OpenStack Compute (nova)

Inventories of SR-IOV GPU VFs are impacted by allocations for other VFs

Bug #2041519 reported by Sylvain Bauza on 2023-10-27

This bug affects 4 people

Affects		Status	Importance	Assigned to	Milestone
	OpenStack Compute (nova)	Fix Released	High	Unassigned

Bug Description

This is hard to summarize the problem in a bug report title, my bad.

Long story short, the case arrives if you start using nVidia SR-IOV next-gen GPUs like A100 which create Virtual Functions on the host, each of them supporting the same GPU types but with a specific amount of available mediated devices to be created equal to 1.
If you're using other GPUs (like V100) and you're not running nvidia's sriov-manage to expose the VFs, please nevermind this bug, you shall not be impacted.

So, say you have a A100 GPU card, before configuring Nova, you have to run the aforementioned sriov-manage script which will allocate 16 virtual functions for the GPU. Each of those PCI adddresses will correspond to a Placement resource provider (if you configure Nova so) with an VGPU inventory with total=1.

Example :
https://paste.opendev.org/show/bVxrVLW3yOR3TPV2Lz3A/

Sysfs shows the exact same thing on the nvidia-472 type I configured for :
[stack@lenovo-sr655-01 ~]$ cat /sys/class/mdev_bus/*/mdev_supported_types/nvidia-472/available_instances
1
1
1
1
1
1
1
1
1
1
1
1
1
1
1
1

Now, the problem arises when you're exhausting the number of mediated devices you can create.
In the case of nvidia-472, which corresponds to nvidia's GRID A100-20C, you can create up to 2 VGPUs, ie. mediated devices.

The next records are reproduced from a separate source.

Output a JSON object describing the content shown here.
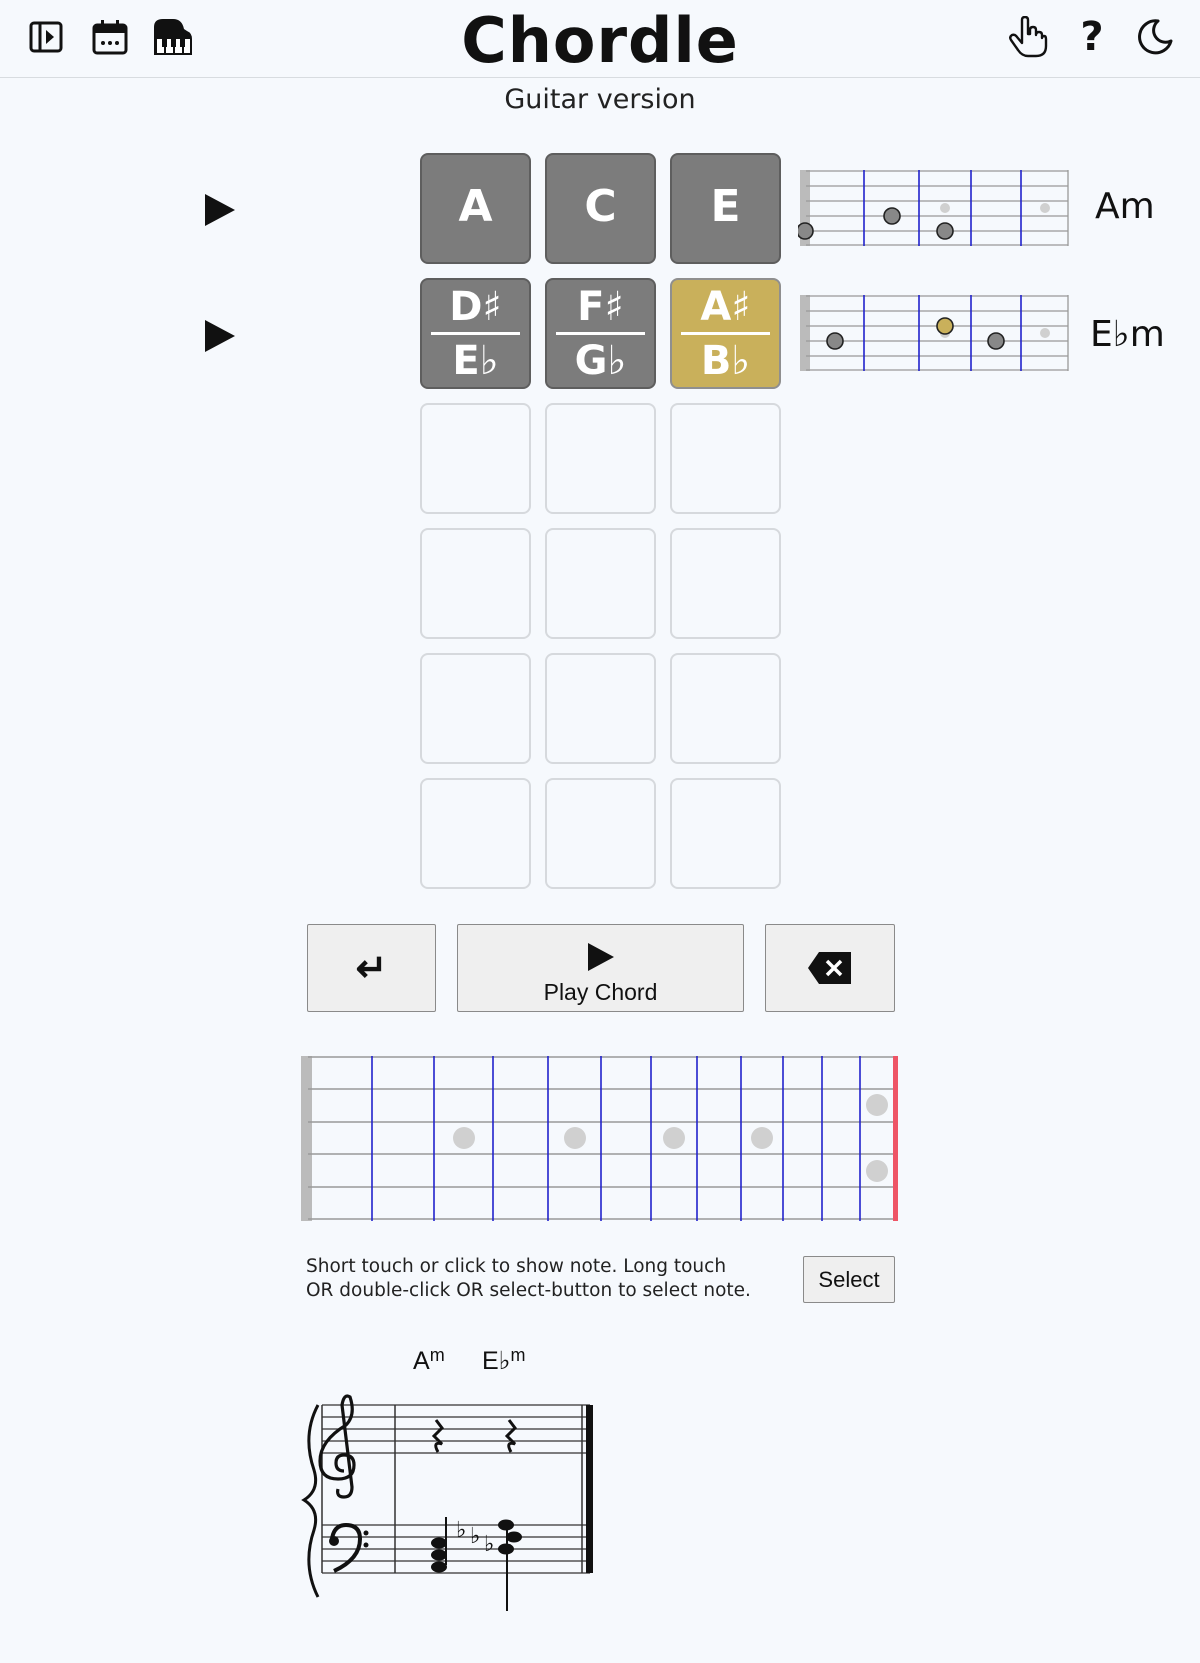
{
  "header": {
    "title": "Chordle",
    "subtitle": "Guitar version",
    "left_icons": [
      "sidebar-toggle-icon",
      "calendar-icon",
      "piano-icon"
    ],
    "right_icons": [
      "pointer-hand-icon",
      "help-icon",
      "dark-mode-icon"
    ],
    "help_glyph": "?"
  },
  "board": {
    "rows": [
      {
        "chord": "Am",
        "tiles": [
          {
            "top": "A",
            "bottom": "",
            "state": "absent"
          },
          {
            "top": "C",
            "bottom": "",
            "state": "absent"
          },
          {
            "top": "E",
            "bottom": "",
            "state": "absent"
          }
        ]
      },
      {
        "chord": "E♭m",
        "tiles": [
          {
            "top": "D♯",
            "bottom": "E♭",
            "state": "absent"
          },
          {
            "top": "F♯",
            "bottom": "G♭",
            "state": "absent"
          },
          {
            "top": "A♯",
            "bottom": "B♭",
            "state": "present"
          }
        ]
      }
    ],
    "empty_rows": 4
  },
  "controls": {
    "enter_glyph": "↵",
    "play_label": "Play Chord",
    "backspace_glyph": "✕"
  },
  "instructions": {
    "line1": "Short touch or click to show note. Long touch",
    "line2": "OR double-click OR select-button to select note.",
    "select_label": "Select"
  },
  "score": {
    "chord1": {
      "root": "A",
      "quality": "m"
    },
    "chord2": {
      "root": "E♭",
      "quality": "m"
    }
  },
  "colors": {
    "absent": "#7c7c7c",
    "present": "#c9b05b",
    "fret_line": "#2222cc",
    "nut": "#bbbbbb",
    "end_marker": "#ee5566"
  }
}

Accordingly, when Nova creates the 2 mediated devices automatically when booting an instance, and if *no* mediated devices are found available yet, then *all other* VFs that don't use those 2 mediated devices will have their available_instances value equal to 0 :

[stack@lenovo-sr655-01 nova]$ openstack server create --image cirros-0.6.2-x86_64-disk --flavor c1g --key-name mykey --network public vm1
(skipped)
[stack@lenovo-sr655-01 ~]$ cat /sys/class/mdev_bus/*/mdev_supported_types/nvidia-472/available_instances
1
1
1
1
1
1
1
1
1
1
1
1
0
1
1
1
[stack@lenovo-sr655-01 nova]$ openstack server create --image cirros-0.6.2-x86_64-disk --flavor c1g --key-name mykey --network public vm2
(skipped)
[stack@lenovo-sr655-01 ~]$ cat /sys/class/mdev_bus/*/mdev_supported_types/nvidia-472/available_instances
0
0
0
0
0
0
0
0
0
0
0
0
0
0
0
0

No, when we look at the inventories for all VFs, we see that while it's normal to see 2 Resource Providers having their total to 1 (since we created a mdev, it's counted) and their usage to 1, that said it's not normal to see *other VFs* having a total of 1 and an usage of 0.

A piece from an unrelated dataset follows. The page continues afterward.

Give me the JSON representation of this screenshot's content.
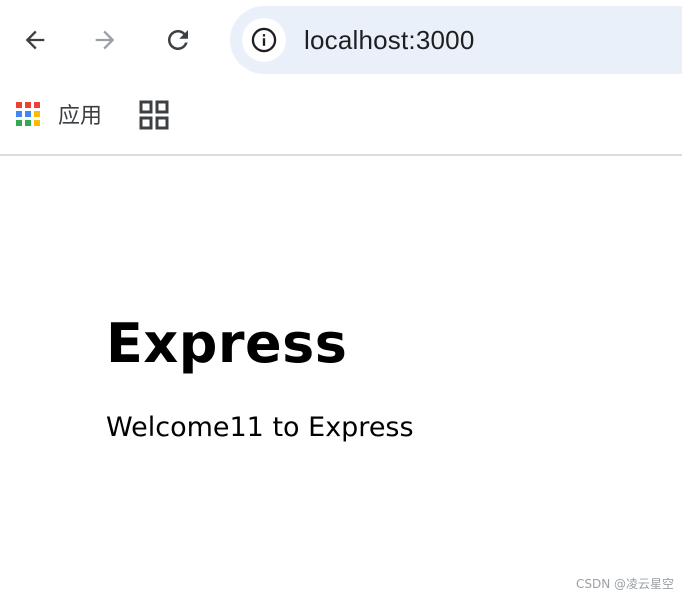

[stack@lenovo-sr655-01 nova]$ for uuid in $(openstack resource provider list -f value -c uuid); do openstack resource provider inventory list $uuid -f value -c resource_class -c total -c used; done | grep VGPU
VGPU 1 1
VGPU 1 1
VGPU 1 0
VGPU 1 0
VGPU 1 0
VGPU 1 0
VGPU 1 0
VGPU 1 0
VGPU 1 0
VGPU 1 0
VGPU 1 0
VGPU 1 0
VGPU 1 0
VGPU 1 0
VGPU 1 0
VGPU 1 0

I eventually went down into the code and found the culprit :

https://github.com/openstack/nova/blob/9c9cd3d9b6d1d1e6f62012cd8a86fd588fb74dc2/nova/virt/libvirt/driver.py#L9110-L9111

Before this method is called, we correctly calculate the numbers that we get from libvirt, and all the non-used VFs have their total=0, but since we enter this conditional, we skip to update them.

There are different ways to solve this problem :
- we stop automatically creating mediated devices and ask operators to pre-allocate all mediated devices before starting nova-compute but there is a big operator impact (and they need to add some tooling)
- we blindly remove the RP from the PlacementTree and let update_resource_providers() call in compute manager to try to update Placement with this new view. In that very particular case, we're sure that none of the RPs that have total=0 have allocations against them, so it shouldn't fail but this logic can be errorprone if we try to reproduce it elsewhere.

Tags:

Sylvain Bauza (sylvain-bauza) on 2023-10-27

tags:

added: vgpu

Revision history for this message

OpenStack Infra (hudson-openstack) wrote on 2023-10-30: Fix proposed to nova (master)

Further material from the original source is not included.